Janur kuning melengkung di pekarangan rumah besar berlantai marmer perpaduan warna putih dan krem muda. Bendera warna warni berjejer rapi. Hilir mudik tetangga terlihat sibuk. Di halaman samping di bawah tenda besar, para uma berkumpul. Ada yang memotong sayuran dan daging lalu memasukkan ke wajan besar tempat rebusan bumbu. Permukaannya meletup-letup. Peluh membanjiri nyaris sekujur badan para tukang masak itu. Asap mengepul memaksa keluar dari celah tenda. Sesekali mereka bercengkrama dan tertawa gembira. Anak kecil berlarian mengitari dapur, meminta makanan kepada umanya. Begitu riang saat mendapatkan sepotong atau dua potong daging dari dapur pengantin.
Aroma rempah menyesaki hidung. Ah, lama sekali lidahku tidak merasakan nikmatnya masakan ini. Dengan acar dari irisan timun, wortel, kol, bawang merah, dan cabe. Rasa asam dan gurih, selaras dengan kari sapi. Disantap dengan kepulan nasi panas.
Beberapa remaja berkumpul di beranda rumah, membuat hiasan dinding dan pelengkap pelaminan. Dua buah kuningan menyerupai pot bunga sangat besar mengapit tempat duduk sang pempelai. Seketika anganku mengembara, aku dan Edwin bersanding di kursi itu. Mengukir senyum, bergandengan tangan dan saling suap ketan kuning. Kelima sahabat kami memberikan selamat, diiringi doa. Di-usung[1] dua orang berbadan perkasa, bak putri dan raja. Kemudian musik panting menggema.
Aku menuju kamar mempelai, melewati puluhan juru masuk yang terus menyeka keringat. Kamar Siti sangat Indah. Kembang mayang menghias. Gemerlap lampu menambah semarak rumahnya. Megah. Siti duduk di pojok kamar, di samping ranjang bertaburan mawar. Wangi sekali. Dia kesulitan menghias daun pacar pada kuku-kukunya.
“Boleh aku membantumu?”
Siti menoleh, “Hei, iya, ini agak sulit. Kenapa baru sekarang datang? Kau tahu aku sudah tidak bisa kemana-mana lagi.” Siti tersenyum bahagia. “Aku turut prihatin dengan kejadian di hutan, Mikha. Kau baik-baik saja, bukan?”
“Seperti yang kau lihat, masih utuh, he he?”

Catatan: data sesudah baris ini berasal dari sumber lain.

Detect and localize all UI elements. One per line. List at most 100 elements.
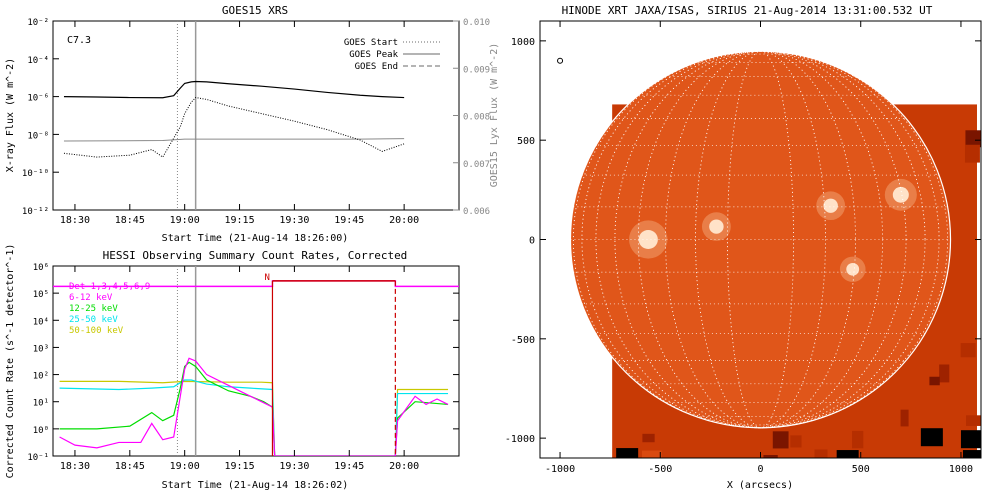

“Aku senang mendengarnya. Hari itu aku juga ingin sekali menjengukmu, tapi Ibu melarangku, pamali katanya calon pengantin keluar rumah.”
“Tidak apa-apa, aku ngerti kok.”
Siti kembali mengoles kuku dengan tumbukan daun pacar itu. Mukanya begitu merona, sesekali tersenyum, tanpa beban, dan terlihat begitu berbahagia. Apa dia tidak takut menghadapi bandot tua itu? Membayangkannya saja membuat bulu kudukku meremang.
“Sepertinya kau senang sekali, Ti.”
Siti melirikku, kemudian kembali tersenyum. “Pak Jamal tidak seseram yang aku kira. Dia sangat ramah, istri-istrinya harmonis dan kompak, mereka membawakan hantaran juga ikut menghias kamar ini”
Aku menatapnya lamat dari ujung kaki hingga ujung rambut. Siti salah tingkah. “Apa kau sudah terkena bulu perindu[2]?”
Siti tertawa hingga menahan perut, “Entahlah, bahkan dia belum pernah menyentuhku.”